On Parshall's show, Burnett attacked Gore again while admitting he hadn't seen An Inconvenient Truth
Video ››› ››› MAX BLUMENTHAL
Syndicated radio host Janet Parshall and Sterling Burnett, a senior fellow at the National Center for Policy Analysis, accused Al Gore of advancing fictional theories on global warming through An Inconvenient Truth, the documentary film about his campaign to raise awareness of global warming. While admitting that he had yet to view Gore's movie, Burnett attacked Gore for "demean[ing] the millions of people killed in various wars, pestilences, plagues" with his advocacy of governmental policies aimed at countering global warming.
Loading the player reg...
After playing an audio clip of the trailer for An Inconvenient Truth, a documentary film about former Vice President Al Gore's campaign to raise awareness of global warming, syndicated radio host Janet Parshall attacked the movie, stating, "[T]here's more fiction than fact in this film." Parshall then introduced Sterling Burnett, a senior fellow at the National Center for Policy Analysis (NCPA), who said: "[O]n many issues, I consider Mr. Gore to be an elitist, I consider him to be a liar, and I consider him to be a hypocrite. But on global warming, I don't consider him to be a hypocrite. I consider him to be a true believer." Burnett, who later admitted that he had not seen the film, accused Gore of "demean[ing] the millions of people killed in various wars, pestilences, plagues ... in horrific human and natural catastrophes, disasters throughout history."
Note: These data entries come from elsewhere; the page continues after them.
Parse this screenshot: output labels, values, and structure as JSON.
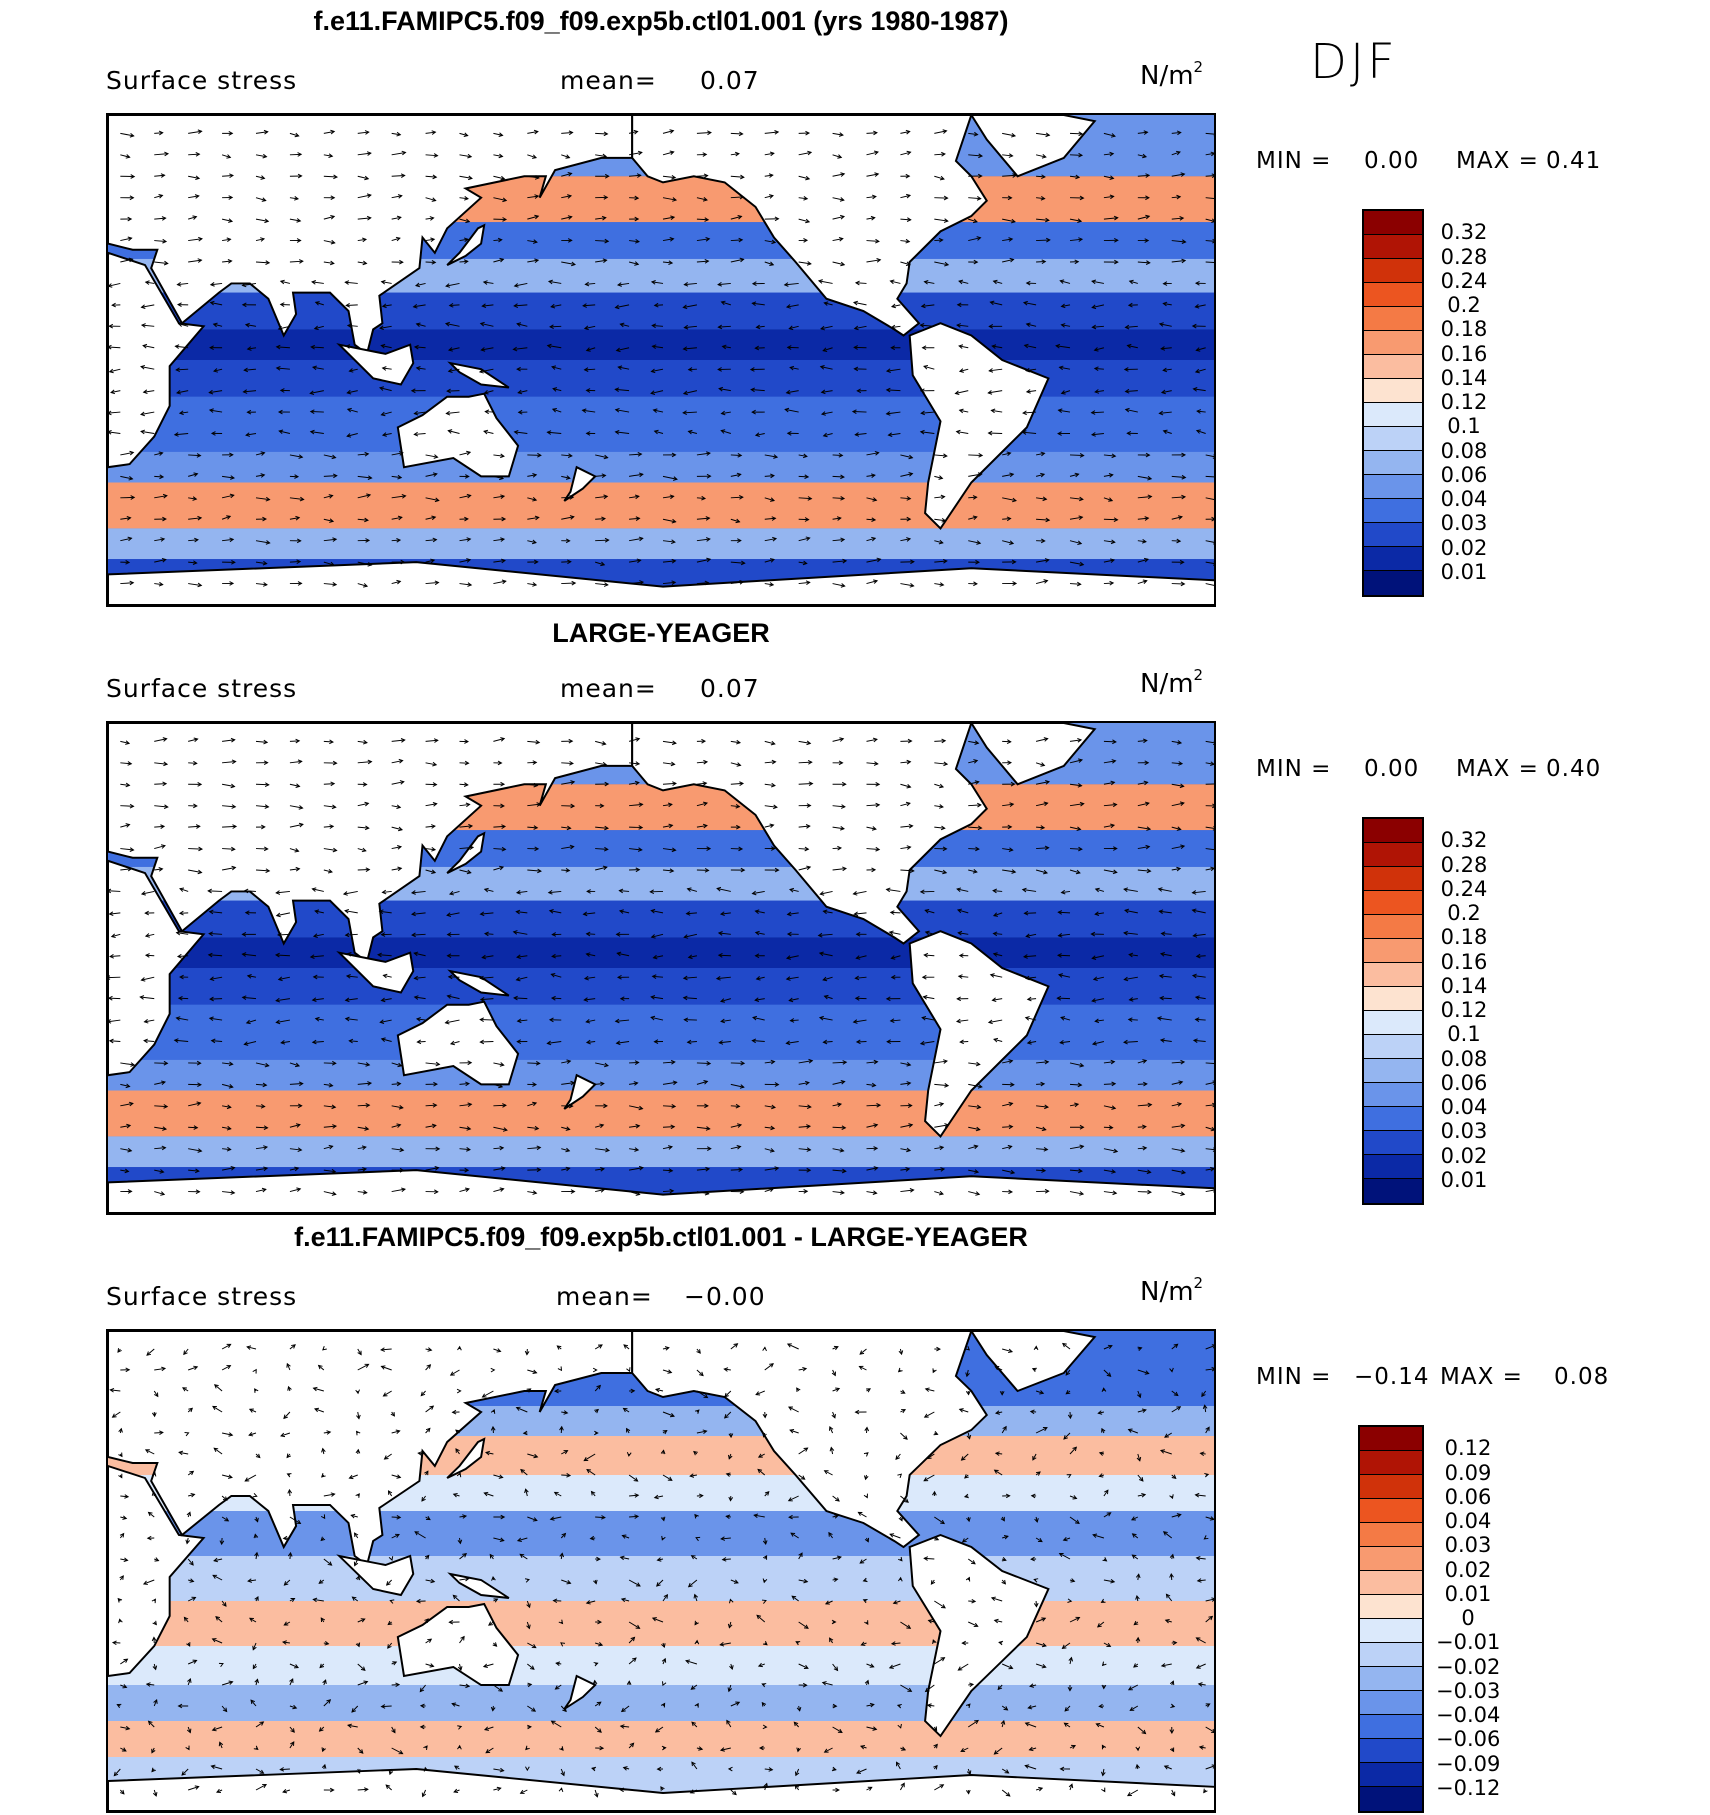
{
  "season": "DJF",
  "colors": {
    "land": "#ffffff",
    "coast": "#000000",
    "vector": "#000000"
  },
  "panels": [
    {
      "title": "f.e11.FAMIPC5.f09_f09.exp5b.ctl01.001 (yrs 1980-1987)",
      "variable": "Surface stress",
      "mean_label": "mean=",
      "mean_value": "0.07",
      "units_base": "N/m",
      "units_exp": "2",
      "min_label": "MIN =",
      "min_value": "0.00",
      "max_label": "MAX =",
      "max_value": "0.41",
      "levels": [
        "0.32",
        "0.28",
        "0.24",
        "0.2",
        "0.18",
        "0.16",
        "0.14",
        "0.12",
        "0.1",
        "0.08",
        "0.06",
        "0.04",
        "0.03",
        "0.02",
        "0.01"
      ],
      "colorbar": [
        "#8b0000",
        "#b01405",
        "#d0320a",
        "#ec5520",
        "#f47a45",
        "#f89a70",
        "#fbbda0",
        "#fde3d0",
        "#dbe9fb",
        "#bcd2f7",
        "#94b5f0",
        "#6a94ea",
        "#3f6fe0",
        "#2149c9",
        "#0b29a6",
        "#00127a"
      ]
    },
    {
      "title": "LARGE-YEAGER",
      "variable": "Surface stress",
      "mean_label": "mean=",
      "mean_value": "0.07",
      "units_base": "N/m",
      "units_exp": "2",
      "min_label": "MIN =",
      "min_value": "0.00",
      "max_label": "MAX =",
      "max_value": "0.40",
      "levels": [
        "0.32",
        "0.28",
        "0.24",
        "0.2",
        "0.18",
        "0.16",
        "0.14",
        "0.12",
        "0.1",
        "0.08",
        "0.06",
        "0.04",
        "0.03",
        "0.02",
        "0.01"
      ],
      "colorbar": [
        "#8b0000",
        "#b01405",
        "#d0320a",
        "#ec5520",
        "#f47a45",
        "#f89a70",
        "#fbbda0",
        "#fde3d0",
        "#dbe9fb",
        "#bcd2f7",
        "#94b5f0",
        "#6a94ea",
        "#3f6fe0",
        "#2149c9",
        "#0b29a6",
        "#00127a"
      ]
    },
    {
      "title": "f.e11.FAMIPC5.f09_f09.exp5b.ctl01.001 - LARGE-YEAGER",
      "variable": "Surface stress",
      "mean_label": "mean=",
      "mean_value": "−0.00",
      "units_base": "N/m",
      "units_exp": "2",
      "min_label": "MIN =",
      "min_value": "−0.14",
      "max_label": "MAX =",
      "max_value": "0.08",
      "levels": [
        "0.12",
        "0.09",
        "0.06",
        "0.04",
        "0.03",
        "0.02",
        "0.01",
        "0",
        "−0.01",
        "−0.02",
        "−0.03",
        "−0.04",
        "−0.06",
        "−0.09",
        "−0.12"
      ],
      "colorbar": [
        "#8b0000",
        "#b01405",
        "#d0320a",
        "#ec5520",
        "#f47a45",
        "#f89a70",
        "#fbbda0",
        "#fde3d0",
        "#dbe9fb",
        "#bcd2f7",
        "#94b5f0",
        "#6a94ea",
        "#3f6fe0",
        "#2149c9",
        "#0b29a6",
        "#00127a"
      ]
    }
  ]
}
From the May 25 edition of Janet Parshall's America:
PARSHALL: I think I saw this movie. I think it was called Chicken Little. Right? Oh no, no, no, no -- this is a different film. I think it's called An Inconvenient Truth. It was a hit at the Sundance Film Festival, and if you know anything about that film festival, I'm not surprised it was a hit. Now, I can't figure out, is Al Gore trying to be a movie star, the next American idol, or is he still running for the office of president of the United States? One thing's for certain though: Based on this movie, he's not a scientist. How do I know? Because there's more fiction than fact in this film.
And to back up my position, we have Doctor Sterling Burnett with us, who's a senior fellow at the National Center for Policy Analysis. And Sterling, I've seen you take him to task all over the place on this, because you and your organization have been speaking out, saying "Hey, wait a minute. I know they don't want to be bothered by the facts, but we are not on a ticking time-bomb, which is what Al Gore would like us to think." First of all, back up for a little bit. He wrote Earth in the Balance [Plume, 1993]. Obviously, he's concerned about the environment.
PARSHALL: But why is this such a hot-button issue for him? He says it's the biggest problem.
BURNETT: I guess I can't explain his motives or, you know, why Mr. Gore's taking this too hard. One thing I will say is, on many issues, I consider Mr. Gore to be an elitist, I consider him to be a liar, and I consider him to be a hypocrite. But on global warming, I don't consider him to be a hypocrite. I believe him to be a true believer. So, for whatever reason, he does think global warming is the greatest threat ever posed to civilization. And I think that demeans the millions of people killed in various wars, pestilences, plagues, you know, in horrific human and natural catastrophes and disasters throughout history. But that's his belief, and, you know, I don't question his belief. I think he's that honest in that. I just think that he's misguided, and I think that based on the evidence I've seen, it's not Apocalypse Now, it's "Apocalypse Not."
PARSHALL: Very good. Very sharp, Sterling.
PARSHALL: All right, so let's go to some of the issues that Al Gore wanted to address in his film. And he did, he talked about creating these holes these in the ozone. The theory is that the cloud layer is removed, you get this hole, you get more solar activity -- that's what's causing the global warming, because the layer of protection has been eroded away, because man is not a producer, he's a polluter. Right?
BURNETT: Well, you know, I don't exactly understand. I haven't had the opportunity to see the film. I don't, to be honest, it's not released in Dallas. I think it's only in L.A. and New York right now.
Media Matters for America previously documented Burnett's comparison of Gore to Nazi propaganda minister Joseph Goebbels during the May 23 edition of Fox News' DaySide. Discussing An Inconvenient Truth on that show, Burnett declared, "You don't go see Joseph Goebbels' films to see the truth about Nazi Germany. You don't want to go see Al Gore's film to see the truth about global warming."
As noted by the weblog Think Progress, ExxonMobil Corp. has bankrolled the NCPA with more than $390,000 since 1998. Burnett recently penned an editorial defending former Exxon CEO Lee Raymond's retirement compensation (which totaled $190,000 a day in 2005) that did not mention NCPA's financial ties to the company.